Referência em programação infantil

No quesito imaginação, parece que o reino “Rá-Tim-Bum” continua na dianteira. A estréia de “Ilha Rá-Tim-Bum”, a terceira edição da série, só vem confirmar que a TV Cultura ainda é referência em programação infantil.

História bem elaborada, direção segura, cenários e figurinos primorosos são destaques, assim como os efeitos especiais, que dão o tom mágico à trama criada por Flávio de Souza. Outro grande mérito do infantil, exibido diariamente às 15:30 h na Rede Brasil e TV Paraná -, é não menosprezar a inteligência das crianças. O que, diga-se de passagem, é virtude rara na programação infantil da tevê aberta.

O “Ilha Rá-Tim-Bum”, na verdade, não tem muito em comum com as edições anteriores. Pelo menos no que diz respeito à história. Afinal, não se trata de uma continuação e, sim, de uma nova trama, com cenários e personagens diferentes. De fato, “Ilha Rá-Tim-Bum” mais parece uma reinvenção do clássico “Robinson Crusoé”, de Daniel Defoe. Só que, em vez de um bravo e solitário náufrago, que tenta sobreviver numa ilha desconhecida, são cinco garotos, três meninos e duas meninas, os heróis da saga infantil.

A vilania fica por conta de um estranho ser, habilmente interpretado por Ernani Moraes, que viveu o desajeitado Boneca na novela “Torre de Babel”. Em seu esconderijo na ilha, uma referência pode deleitar os mais velhos: a tela de onde o vilão observa os “forasteiros” faz lembrar antigos desenhos, como “He-Man” e filmes de ficção científica, bem como os rasos “reality-shows” da atualidade. O jeito “Big Brother”, aliás, ganha ainda mais força com o “olho indiscreto”, que persegue os náufragos por toda a ilha. A vantagem é que, na ficção, o resultado é muito mais interessante.

Armação inspiradora

O conteúdo didático da produção não aparece sob a forma de quadros inseridos na história, como acontecia nas versões anteriores, “Rá-Tim-Bum” e “Castelo Rá-Tim-Bum”. Desta vez, o autor optou por uma abordagem mais sutil. Assim, temas como solidariedade e ecologia misturam-se à ficção já no capítulo de estréia, o primeiro dos 52 episódios desta edição.

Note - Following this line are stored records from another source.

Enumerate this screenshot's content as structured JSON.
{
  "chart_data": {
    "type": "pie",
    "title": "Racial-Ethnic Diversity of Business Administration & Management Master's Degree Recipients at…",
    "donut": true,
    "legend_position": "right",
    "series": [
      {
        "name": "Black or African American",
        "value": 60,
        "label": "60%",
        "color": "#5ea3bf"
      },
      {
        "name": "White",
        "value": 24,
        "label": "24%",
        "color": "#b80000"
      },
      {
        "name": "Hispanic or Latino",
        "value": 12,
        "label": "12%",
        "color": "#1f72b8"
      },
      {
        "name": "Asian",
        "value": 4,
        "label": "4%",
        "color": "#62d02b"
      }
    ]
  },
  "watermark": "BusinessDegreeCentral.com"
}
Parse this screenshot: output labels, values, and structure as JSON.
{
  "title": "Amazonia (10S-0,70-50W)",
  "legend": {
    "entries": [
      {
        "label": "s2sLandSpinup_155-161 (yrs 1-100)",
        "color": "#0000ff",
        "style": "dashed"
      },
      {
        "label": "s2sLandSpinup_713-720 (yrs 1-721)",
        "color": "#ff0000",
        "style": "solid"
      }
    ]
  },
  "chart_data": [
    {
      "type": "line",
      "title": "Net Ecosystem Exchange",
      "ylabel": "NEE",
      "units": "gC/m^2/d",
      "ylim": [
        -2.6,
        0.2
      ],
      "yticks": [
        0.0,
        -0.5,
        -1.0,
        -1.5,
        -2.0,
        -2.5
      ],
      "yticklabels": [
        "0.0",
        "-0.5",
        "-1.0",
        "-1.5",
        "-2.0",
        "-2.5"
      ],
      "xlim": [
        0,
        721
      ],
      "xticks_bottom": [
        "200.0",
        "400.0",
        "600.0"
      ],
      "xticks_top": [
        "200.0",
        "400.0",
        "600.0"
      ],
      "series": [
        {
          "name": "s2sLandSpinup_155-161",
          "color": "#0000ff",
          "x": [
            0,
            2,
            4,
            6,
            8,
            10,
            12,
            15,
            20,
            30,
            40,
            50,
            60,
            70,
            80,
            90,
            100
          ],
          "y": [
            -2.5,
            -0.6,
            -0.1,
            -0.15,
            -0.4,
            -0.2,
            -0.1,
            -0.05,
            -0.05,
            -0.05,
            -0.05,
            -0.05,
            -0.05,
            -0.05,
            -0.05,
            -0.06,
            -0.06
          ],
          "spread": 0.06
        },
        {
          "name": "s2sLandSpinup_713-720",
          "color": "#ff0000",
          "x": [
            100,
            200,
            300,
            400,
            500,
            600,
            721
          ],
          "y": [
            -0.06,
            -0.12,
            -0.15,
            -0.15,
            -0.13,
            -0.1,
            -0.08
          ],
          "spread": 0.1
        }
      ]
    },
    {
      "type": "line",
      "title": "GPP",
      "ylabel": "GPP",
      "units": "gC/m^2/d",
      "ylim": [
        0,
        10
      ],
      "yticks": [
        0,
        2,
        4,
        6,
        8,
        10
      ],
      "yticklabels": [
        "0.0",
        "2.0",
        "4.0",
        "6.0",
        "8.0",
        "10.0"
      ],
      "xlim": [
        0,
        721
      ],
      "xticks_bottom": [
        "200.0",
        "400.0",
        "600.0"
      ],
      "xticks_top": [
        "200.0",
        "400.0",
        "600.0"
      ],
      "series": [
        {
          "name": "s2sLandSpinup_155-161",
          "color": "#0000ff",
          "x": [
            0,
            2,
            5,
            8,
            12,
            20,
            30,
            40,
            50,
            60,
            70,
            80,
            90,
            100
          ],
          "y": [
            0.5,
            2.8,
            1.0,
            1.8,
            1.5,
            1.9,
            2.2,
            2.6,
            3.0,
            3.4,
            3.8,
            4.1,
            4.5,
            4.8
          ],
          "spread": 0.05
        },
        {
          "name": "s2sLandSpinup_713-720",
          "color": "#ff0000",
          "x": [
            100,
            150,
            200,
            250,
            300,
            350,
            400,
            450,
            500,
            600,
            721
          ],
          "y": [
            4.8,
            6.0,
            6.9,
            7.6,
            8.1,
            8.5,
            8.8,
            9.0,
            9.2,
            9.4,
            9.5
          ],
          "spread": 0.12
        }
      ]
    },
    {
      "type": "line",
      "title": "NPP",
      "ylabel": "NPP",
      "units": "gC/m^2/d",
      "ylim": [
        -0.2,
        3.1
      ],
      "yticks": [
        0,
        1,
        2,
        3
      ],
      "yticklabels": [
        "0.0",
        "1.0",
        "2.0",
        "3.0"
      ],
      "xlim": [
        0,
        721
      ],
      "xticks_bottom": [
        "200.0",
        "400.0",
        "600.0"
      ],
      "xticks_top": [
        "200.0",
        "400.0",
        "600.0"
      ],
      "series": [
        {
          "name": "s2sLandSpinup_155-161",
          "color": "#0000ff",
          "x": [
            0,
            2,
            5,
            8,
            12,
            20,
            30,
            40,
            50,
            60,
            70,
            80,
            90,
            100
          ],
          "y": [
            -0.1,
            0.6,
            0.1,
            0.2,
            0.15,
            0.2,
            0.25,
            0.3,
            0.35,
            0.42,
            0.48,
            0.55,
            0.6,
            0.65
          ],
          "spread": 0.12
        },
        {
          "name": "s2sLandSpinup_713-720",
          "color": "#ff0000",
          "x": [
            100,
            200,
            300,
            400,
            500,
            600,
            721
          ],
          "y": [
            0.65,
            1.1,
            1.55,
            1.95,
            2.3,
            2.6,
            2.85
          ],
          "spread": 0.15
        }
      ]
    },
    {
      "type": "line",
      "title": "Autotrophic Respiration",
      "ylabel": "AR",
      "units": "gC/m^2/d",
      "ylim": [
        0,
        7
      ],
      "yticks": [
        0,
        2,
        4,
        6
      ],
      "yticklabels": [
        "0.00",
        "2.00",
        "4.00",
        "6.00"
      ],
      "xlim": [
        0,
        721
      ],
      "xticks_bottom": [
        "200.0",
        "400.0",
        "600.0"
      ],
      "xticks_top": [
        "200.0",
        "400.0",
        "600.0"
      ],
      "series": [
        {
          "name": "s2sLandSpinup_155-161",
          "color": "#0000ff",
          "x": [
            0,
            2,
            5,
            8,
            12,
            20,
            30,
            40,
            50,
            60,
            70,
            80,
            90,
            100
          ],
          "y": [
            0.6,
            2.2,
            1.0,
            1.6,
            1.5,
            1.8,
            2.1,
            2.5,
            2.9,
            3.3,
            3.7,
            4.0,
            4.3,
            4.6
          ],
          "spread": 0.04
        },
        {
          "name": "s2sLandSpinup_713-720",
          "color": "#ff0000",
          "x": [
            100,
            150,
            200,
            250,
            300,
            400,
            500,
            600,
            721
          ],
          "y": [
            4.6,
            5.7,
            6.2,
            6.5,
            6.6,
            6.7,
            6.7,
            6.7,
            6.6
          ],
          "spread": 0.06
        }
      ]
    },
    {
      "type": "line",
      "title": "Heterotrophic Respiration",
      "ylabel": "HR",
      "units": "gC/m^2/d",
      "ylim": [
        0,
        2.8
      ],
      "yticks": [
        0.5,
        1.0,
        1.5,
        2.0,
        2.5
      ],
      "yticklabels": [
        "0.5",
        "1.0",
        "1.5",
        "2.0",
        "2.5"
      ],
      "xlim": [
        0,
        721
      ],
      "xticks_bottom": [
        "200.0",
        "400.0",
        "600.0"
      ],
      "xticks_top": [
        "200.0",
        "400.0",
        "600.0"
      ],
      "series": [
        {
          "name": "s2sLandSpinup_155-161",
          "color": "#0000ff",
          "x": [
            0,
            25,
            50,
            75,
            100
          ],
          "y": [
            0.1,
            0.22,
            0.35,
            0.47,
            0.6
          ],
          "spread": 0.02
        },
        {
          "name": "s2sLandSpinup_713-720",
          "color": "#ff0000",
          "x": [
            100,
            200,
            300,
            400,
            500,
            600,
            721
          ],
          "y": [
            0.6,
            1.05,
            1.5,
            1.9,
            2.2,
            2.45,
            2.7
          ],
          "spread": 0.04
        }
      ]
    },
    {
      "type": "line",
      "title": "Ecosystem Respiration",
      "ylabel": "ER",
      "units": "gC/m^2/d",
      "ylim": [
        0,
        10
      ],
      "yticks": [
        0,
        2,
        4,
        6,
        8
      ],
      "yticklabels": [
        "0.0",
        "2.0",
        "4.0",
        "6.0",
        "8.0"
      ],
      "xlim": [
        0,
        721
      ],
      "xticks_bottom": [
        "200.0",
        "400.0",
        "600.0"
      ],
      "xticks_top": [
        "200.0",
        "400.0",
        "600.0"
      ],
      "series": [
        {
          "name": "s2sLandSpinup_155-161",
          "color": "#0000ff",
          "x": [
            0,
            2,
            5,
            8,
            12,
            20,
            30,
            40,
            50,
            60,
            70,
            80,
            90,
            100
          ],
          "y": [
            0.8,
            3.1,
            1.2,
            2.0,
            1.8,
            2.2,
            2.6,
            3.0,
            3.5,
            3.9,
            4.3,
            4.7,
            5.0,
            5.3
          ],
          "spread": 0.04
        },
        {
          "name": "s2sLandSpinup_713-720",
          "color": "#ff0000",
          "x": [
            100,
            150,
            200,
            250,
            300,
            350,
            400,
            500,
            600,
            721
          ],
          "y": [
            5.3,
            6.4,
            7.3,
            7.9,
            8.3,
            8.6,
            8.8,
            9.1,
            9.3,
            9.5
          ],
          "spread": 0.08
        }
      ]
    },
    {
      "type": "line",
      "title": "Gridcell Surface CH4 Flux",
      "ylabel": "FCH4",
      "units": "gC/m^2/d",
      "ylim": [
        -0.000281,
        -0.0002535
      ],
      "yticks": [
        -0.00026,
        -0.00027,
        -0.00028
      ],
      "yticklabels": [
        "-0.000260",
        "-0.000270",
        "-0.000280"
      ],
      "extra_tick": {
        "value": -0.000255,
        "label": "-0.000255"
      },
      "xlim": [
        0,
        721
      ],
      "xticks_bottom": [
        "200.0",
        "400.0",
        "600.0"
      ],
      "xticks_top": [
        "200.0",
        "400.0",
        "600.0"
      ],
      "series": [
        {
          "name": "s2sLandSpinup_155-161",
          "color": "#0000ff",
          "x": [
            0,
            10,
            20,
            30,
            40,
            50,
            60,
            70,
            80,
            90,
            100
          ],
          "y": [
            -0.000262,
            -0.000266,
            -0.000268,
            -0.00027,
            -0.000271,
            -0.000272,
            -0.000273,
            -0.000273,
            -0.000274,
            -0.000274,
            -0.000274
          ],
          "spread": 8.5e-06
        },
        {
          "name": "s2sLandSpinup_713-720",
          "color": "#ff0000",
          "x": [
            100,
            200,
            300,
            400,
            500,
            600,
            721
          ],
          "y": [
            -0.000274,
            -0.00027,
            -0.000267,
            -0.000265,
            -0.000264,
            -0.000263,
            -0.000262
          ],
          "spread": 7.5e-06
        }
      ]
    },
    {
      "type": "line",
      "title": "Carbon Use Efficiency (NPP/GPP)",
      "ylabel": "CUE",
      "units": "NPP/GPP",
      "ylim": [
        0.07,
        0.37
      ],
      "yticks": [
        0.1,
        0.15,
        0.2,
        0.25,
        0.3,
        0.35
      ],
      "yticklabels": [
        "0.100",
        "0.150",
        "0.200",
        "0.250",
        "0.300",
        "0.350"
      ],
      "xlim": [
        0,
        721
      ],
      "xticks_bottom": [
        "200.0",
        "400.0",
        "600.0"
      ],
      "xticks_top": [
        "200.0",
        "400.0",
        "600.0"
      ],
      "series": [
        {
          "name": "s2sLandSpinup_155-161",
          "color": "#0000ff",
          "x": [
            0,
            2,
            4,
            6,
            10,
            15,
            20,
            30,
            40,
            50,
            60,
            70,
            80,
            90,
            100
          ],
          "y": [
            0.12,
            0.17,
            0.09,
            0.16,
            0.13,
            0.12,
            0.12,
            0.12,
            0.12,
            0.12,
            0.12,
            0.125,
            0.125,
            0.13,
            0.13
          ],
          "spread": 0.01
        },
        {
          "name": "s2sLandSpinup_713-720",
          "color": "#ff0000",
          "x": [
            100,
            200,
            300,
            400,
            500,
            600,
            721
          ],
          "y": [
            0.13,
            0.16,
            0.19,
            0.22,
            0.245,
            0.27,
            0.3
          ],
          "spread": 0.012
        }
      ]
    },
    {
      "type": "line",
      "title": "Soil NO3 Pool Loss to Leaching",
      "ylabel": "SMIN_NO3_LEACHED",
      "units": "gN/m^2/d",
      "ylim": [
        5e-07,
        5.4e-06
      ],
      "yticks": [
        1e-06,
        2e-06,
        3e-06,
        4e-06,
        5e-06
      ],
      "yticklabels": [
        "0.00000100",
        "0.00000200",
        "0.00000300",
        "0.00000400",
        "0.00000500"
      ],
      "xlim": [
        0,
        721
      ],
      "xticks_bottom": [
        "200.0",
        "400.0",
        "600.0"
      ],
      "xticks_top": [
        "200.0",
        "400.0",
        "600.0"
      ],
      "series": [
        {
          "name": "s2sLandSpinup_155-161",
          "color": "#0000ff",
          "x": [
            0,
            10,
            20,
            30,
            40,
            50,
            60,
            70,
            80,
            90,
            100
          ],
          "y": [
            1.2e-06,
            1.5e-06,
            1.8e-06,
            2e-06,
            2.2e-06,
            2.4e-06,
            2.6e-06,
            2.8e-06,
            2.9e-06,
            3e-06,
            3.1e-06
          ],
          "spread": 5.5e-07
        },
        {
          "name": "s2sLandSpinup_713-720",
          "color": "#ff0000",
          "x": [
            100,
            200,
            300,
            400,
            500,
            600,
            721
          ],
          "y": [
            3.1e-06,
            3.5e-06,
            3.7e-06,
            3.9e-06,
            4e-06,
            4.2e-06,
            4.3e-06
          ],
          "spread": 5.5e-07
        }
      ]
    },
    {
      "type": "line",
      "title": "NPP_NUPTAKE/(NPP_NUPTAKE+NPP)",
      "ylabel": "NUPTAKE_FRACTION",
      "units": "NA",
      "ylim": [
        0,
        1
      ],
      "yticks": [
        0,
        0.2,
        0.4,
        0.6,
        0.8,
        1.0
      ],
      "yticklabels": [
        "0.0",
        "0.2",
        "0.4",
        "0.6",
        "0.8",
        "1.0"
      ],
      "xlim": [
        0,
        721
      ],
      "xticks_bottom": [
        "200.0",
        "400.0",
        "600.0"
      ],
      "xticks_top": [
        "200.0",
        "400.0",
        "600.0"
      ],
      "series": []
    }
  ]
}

Uma mistura de aventura, suspense, mistério e comédia compõe a receita destinada ao público dos sete aos 12 anos. É fácil, contudo, deduzir que autor e diretores assistiam à série “Armação Ilimitada”, nos idos anos 80. Apesar das diferenças inquestionáveis entre as produções, algumas passagens resgatam uma linguagem típica do antigo seriado da Globo. Um desses momentos é o modo como a telinha do vilão Nefasto traça o perfil de cada um dos garotos náufragos, abusando de linguagem figurada e humor.

O elenco mirim, visivelmente desigual, é o ponto vulnerável da produção. Apesar da seleção ter sido feita entre quase 2 mil crianças, algumas demonstram total falta de preparo. A grande exceção é o pequeno Rafael Chagas, intérprete do impagável Micróbio. Além dele e de Ernani Moraes, Ângela Dip destaca-se também, como a surpreendente aranha Nhã-nhã-nhã.

Parece que a produção fez questão de mostrar que os R$ 10 milhões do projeto foram bem empregados. Às vezes, os efeitos especiais aparecem um pouco mais do que deveriam. O importante, porém, é que eles traduzem de modo eficiente o espírito fantástico da história. Já a caracterização, com figurino e maquiagem, é irretocável. Só não tira o brilho das tiradas críticas da história. A maioria delas sai da boca do próprio vilão. Decidido a estudar a humanidade para, assim, poder destrui-la, Nefasto tira suas próprias conclusões sobre a civilização. Numa delas, por exemplo, deduz que os passageiros de um trem lotado são, na verdade, vítimas engolidas por um monstro comprido e cruel. Ninguém que já tenha pego uma condução lotada na hora do “rush” questionaria esta dedução.